Génocide arménien: le débat a commencé au Sénat
Bakou, 23 janvier (AZERTAC). Se référant à l’AFP, AZERTAC informe que les sénateurs ont entamé lundi peu après 15H00 l'examen de la proposition de loi sur la négation du génocide arménien, alors que plusieurs centaines de personnes étaient réunies à proximité du palais du Luxembourg à l'appel d'associations franco-arméniennes et franco-turques.

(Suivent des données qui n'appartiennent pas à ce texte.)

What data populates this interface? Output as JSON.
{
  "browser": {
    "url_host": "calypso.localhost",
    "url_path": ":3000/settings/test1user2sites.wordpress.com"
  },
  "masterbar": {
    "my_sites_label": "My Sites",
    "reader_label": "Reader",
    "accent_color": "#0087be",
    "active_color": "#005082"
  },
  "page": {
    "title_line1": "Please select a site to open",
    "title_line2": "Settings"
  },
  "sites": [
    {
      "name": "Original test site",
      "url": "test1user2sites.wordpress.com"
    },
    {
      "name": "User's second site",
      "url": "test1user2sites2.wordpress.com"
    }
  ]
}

Le ministre des Relations avec le Parlement, Patrick Ollier, a pris la parole pour défendre le texte UMP devant un hémicycle désert, avec seulement une quarantaine de sénateurs présents, sur 348 sièges.
Les bancs du parti présidentiel étaient particulièrement vides. On pouvait y noter la présence notamment de l'ancien président du Sénat Gérard Larcher, président du groupe d'amitié France-Turquie opposé au texte, ainsi que du président de groupe, le sénateur-maire de Marseille Jean-Claude Gaudin, et des anciens ministres Roger Karoutchi et Chantal Jouanno, tous trois favorables à la proposition de loi.
Dans les escaliers des tribunes bondées, des gendarmes, dont la présence est rarissime pour des débats, filtraient les entrées aux côtés des agents du Sénat.
Plus d'une trentaine de médias étrangers, dont de nombreux turcs, se sont en outre fait accréditer pour assister à ce débat.
Si le Sénat vote le texte conforme (sans modification) à celui de l'Assemblée, le texte sera définitivement adopté par le Parlement.
Le vote final ne devrait pas intervenir avant le début de soirée, les sénateurs opposés au texte devant défendre trois motions de procédure et quelques amendements pour faire entendre leur point de vue.